The refund check is based upon the actual cost of the appraisal
up to some predetermined limit, such as $500, for example.
[0068] Turning to FIG. 8, this figure shows an exemplary automatically
generated letter 800 which may be suitably employed in step 706
of FIG. 7 to remind borrowers, whose mortgage insurance is being
cancelled due to LTV drop, of the appraisal reimbursement feature
of their mortgage insurance. The letter has an upper portion 810
and a lower portion 820, and this letter may be automatically computer
generated by a computer, such as operator computer 122 of FIG. 1,
and printed with the printer 123. The lower portion 820 of letter
800 may be detachable and filled in by the borrower as the application
for appraisal reimbursement. Alternatively, where a borrower elects
to be notified by email and provides an email address, the letter
800 may be a Word.TM. document attached to an email sent to the
borrower's computer, such as consumer computer 124, utilizing the
Internet 114. Further alternatives are to forward a web browser
form to the borrower, or to have the borrower access such a form
using a consumer computer, such as computer 124.
[0069] The top portion 810 of letter 800 provides the borrower
reminder, as well as, instructions or seeking reimbursement where
applicable. The bottom portion 820 of letter 800 provides a detachable
appraisal reimbursement application form which is preferably pre-populated
with the mortgage insurance certificate number in a field 825, as
well as other pre-populated information to speed processing by the
mortgage insurer and reduce the work of the borrower. Because a
copy of a receipt or invoice for the appraisal is to be submitted
in this exemplary embodiment, it is preferred that the appraisal
reimbursement request form be mailed or faxed with that supporting
document to the mortgage insurer.
[0070] However, it will be recognized that the letter 800 of FIG.
8 could also be replaced with an emailed form to be displayed on
a borrower's home computer, and this electronic form could be responded
to electronically by filling in the form and attaching a scanned
receipt or some other suitably reliable indicia of the cost and
payment of the appraisal. The form and proof of payment could then
be emailed back to the mortgage insurer. As one example, the mortgage
insurer could have a relationship with the loan servicer, whereby
the loan servicer would vouch for the cost of the appraisal as part
of its determination that the cancellation requirements had been
met, and then provide the borrower with a payment code which could
be emailed by the customer to the mortgage insurer. The code could
indicate both the identity of a trusted and reliable appraiser,
as well as the amount paid. As a further alternative, the loan servicer
could directly notify the mortgage insurer of the appraisal cost
as part of or in addition to its notification of cancellation due
to LTV drop in step 704. In this event, the process 700 would skip
directly to step 710 and the mortgage insurer would issue a refund
check.
[0071] Turning to FIGS. 9-11, FIG. 9 shows an exemplary process
900 for automatically generating an appraisal reimbursement welcome
letter. Process 900 may be implemented using any suitably programmed
computer system, such as operator computer 122, for example. In
step 902, a borrower closes on a loan including mortgage insurance
and the loan servicer enters the pertinent data in its systems.

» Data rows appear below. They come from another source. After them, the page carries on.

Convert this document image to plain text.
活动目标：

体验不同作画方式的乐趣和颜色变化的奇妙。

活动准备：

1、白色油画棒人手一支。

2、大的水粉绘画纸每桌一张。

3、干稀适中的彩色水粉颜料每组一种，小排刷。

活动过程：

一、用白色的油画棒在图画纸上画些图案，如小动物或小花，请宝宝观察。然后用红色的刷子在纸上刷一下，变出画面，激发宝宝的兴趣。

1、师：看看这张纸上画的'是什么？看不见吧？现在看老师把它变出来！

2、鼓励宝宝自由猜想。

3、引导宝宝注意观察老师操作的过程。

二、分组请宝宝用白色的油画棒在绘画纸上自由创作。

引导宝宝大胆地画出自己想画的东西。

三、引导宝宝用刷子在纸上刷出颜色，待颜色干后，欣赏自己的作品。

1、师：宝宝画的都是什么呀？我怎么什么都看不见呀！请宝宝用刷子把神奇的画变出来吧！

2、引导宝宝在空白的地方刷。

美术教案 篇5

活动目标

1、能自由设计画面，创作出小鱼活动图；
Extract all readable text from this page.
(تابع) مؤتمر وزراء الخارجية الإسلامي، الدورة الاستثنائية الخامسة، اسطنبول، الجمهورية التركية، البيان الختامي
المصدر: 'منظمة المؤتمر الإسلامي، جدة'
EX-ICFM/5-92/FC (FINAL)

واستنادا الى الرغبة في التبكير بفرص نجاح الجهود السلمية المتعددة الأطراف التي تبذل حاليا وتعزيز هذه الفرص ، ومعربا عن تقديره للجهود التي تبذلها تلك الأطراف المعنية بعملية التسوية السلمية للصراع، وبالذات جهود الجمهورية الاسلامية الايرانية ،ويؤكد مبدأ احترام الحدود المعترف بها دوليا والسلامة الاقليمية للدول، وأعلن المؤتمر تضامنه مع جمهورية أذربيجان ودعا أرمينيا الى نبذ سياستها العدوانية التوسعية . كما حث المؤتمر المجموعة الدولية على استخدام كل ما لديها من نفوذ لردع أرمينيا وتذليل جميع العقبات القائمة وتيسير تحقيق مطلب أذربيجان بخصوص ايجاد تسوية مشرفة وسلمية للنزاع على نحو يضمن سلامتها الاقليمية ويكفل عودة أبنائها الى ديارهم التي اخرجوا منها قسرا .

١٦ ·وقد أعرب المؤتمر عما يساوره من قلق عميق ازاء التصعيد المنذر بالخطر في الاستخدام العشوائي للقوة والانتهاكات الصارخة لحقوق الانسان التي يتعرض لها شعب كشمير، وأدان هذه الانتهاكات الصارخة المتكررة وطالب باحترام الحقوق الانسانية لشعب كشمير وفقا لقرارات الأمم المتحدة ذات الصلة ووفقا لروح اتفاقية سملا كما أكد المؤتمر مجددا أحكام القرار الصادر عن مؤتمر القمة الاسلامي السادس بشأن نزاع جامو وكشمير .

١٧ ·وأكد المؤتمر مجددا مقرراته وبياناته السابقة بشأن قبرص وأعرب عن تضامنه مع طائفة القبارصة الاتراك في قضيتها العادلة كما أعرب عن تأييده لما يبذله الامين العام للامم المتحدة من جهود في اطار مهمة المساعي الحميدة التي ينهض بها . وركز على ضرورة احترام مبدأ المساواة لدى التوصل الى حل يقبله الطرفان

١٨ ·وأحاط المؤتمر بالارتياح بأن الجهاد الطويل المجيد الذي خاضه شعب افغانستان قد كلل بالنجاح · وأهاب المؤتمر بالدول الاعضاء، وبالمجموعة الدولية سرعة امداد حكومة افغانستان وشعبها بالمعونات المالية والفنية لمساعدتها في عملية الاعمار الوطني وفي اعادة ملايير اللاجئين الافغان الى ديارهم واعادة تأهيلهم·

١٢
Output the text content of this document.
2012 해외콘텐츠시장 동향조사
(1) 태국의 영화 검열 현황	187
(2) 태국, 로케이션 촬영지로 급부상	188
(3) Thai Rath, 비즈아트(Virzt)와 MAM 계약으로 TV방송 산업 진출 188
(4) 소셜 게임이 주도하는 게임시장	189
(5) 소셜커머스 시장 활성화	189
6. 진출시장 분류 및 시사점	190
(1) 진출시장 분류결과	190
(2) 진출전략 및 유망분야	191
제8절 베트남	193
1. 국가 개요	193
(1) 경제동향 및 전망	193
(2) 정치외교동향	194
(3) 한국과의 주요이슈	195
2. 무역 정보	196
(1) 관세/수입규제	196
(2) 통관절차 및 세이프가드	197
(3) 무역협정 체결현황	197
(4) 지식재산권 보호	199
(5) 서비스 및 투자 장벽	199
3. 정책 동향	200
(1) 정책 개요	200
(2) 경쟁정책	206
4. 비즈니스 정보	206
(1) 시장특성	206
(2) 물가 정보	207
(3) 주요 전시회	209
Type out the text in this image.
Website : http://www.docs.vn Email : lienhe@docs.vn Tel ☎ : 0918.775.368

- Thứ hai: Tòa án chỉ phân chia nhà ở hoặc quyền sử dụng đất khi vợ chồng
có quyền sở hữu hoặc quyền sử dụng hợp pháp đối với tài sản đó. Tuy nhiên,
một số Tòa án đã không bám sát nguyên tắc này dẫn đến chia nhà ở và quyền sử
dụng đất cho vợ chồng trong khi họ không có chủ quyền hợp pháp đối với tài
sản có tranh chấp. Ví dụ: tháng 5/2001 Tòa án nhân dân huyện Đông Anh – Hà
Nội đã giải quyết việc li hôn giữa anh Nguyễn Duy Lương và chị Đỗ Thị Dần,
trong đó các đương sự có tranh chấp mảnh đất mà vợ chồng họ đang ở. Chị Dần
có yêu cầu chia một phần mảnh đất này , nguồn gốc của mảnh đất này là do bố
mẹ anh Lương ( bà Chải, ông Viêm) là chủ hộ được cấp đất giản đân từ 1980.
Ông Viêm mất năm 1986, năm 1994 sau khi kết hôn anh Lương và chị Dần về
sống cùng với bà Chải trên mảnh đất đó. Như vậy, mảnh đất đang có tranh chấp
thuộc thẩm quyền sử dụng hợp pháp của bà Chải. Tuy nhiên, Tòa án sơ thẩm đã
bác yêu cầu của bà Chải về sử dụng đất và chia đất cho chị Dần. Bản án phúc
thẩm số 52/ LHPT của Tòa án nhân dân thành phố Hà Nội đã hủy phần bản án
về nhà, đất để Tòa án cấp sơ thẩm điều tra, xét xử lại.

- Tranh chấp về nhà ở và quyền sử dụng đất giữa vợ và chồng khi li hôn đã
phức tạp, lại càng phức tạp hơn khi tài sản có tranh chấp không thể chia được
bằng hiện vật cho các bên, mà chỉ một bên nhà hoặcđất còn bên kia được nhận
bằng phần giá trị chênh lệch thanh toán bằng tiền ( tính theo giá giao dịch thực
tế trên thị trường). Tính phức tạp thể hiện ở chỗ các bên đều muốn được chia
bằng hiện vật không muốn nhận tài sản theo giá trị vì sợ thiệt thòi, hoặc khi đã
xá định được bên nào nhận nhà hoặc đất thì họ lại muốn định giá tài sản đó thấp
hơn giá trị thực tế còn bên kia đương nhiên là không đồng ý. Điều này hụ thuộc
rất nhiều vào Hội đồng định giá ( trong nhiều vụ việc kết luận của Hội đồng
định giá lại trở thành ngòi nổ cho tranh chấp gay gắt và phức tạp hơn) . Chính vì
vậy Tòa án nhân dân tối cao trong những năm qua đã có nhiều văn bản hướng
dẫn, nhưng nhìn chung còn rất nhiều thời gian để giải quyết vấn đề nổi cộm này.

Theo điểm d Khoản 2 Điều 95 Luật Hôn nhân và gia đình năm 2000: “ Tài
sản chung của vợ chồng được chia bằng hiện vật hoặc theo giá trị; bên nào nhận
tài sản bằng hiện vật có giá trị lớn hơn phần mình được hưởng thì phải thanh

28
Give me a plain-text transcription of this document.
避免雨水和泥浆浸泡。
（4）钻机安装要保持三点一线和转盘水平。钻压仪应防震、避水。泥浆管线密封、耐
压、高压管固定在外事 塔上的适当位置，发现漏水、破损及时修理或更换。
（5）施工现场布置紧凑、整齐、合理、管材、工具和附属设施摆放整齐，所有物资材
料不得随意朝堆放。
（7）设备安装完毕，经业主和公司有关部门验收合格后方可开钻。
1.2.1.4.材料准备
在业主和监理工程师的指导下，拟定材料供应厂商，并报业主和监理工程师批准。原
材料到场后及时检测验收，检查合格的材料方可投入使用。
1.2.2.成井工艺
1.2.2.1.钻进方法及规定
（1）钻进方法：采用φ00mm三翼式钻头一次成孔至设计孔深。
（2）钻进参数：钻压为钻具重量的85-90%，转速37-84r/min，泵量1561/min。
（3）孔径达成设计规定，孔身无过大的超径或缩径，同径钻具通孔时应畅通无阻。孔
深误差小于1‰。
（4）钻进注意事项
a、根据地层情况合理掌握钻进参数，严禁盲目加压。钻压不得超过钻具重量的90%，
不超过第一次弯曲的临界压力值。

In step 904, the loan servicer forwards loan information to a mortgage
insurer. In steps 906, 908, 910, and 912, the loan information is
processed, a welcome letter is automatically generated, and mailed
to the borrower. In step 914, the borrower receives the welcome
letter. In an alternative step 916, provision is made for the potential
for returned mail. For example, where mail is returned with a forwarding
address, the mail may be resent. If returned without a forwarding
address, the mortgage insurer can follow-up with the loan servicer
to obtain an up-to-date address, and update its records accordingly.
Further details of one suitable process 1100 are shown in FIG. 11.
[0072] FIGS. 10A and 10B show details of a process 1000 for appraisal
reimbursement. In step 1002, a mortgage insurance cancellation request
is initiated by a borrower or loan servicer. In step 1004, the loan
servicer approves cancellation based on investor guidelines. In
step 1006, if the criteria for cancellation have been satisfied,
the loan servicer informs the mortgage insurer of the cancellation.
At step 1008, the mortgage insurer processes the cancellation. In
step 1010, weekly reports are run to identify eligible requests.
In step 1012, it is determined that the request qualifies for appraisal
reimbursement. In step 1014, loan data is entered into a tracking
spreadsheet. In step 1016, a borrower is mailed an appraisal reimbursement
request form. In step 1018, the borrower receives the appraisal
reimbursement request form. In step 1020, the form is completed
and faxed or mailed with proof of payment. Finally, at step 1022,
the mortgage insurer receives the application from the borrower.
It is noted that, if at step 1012, it was determined that the request
did not qualify for appraisal reimbursement, then process 1000 would
proceed directly to step 1060 and end.
[0073] From step 1022, the process continues to step 1024 of FIG.
10B where it is determined if the borrower provided all the required
information for reimbursement. If yes, in step 1026, the request
is validated against the spreadsheet generated in step 1014. In
step 1028, it is determined whether the borrower qualifies for reimbursement.
At step 1030, the tracking spreadsheet is filled out. In step 1032,
a check request is filled out. In step 1034, the check request is
received and in step 1036, that request is processed. The check
is then mailed to the borrower in step 1038 and received in step
1040. In both FIGS. 10A and 10B, the potential for returned mail
is addressed in an optional step 1040 similar to step 916 of FIG.
9.
[0074] If at step 1024 it was determined that the borrower did
not provide all the required information, then in step 1042, a follow-up
letter is sent. In step 1044, the tracking spreadsheet is updated
to indicate that the follow-up letter was sent.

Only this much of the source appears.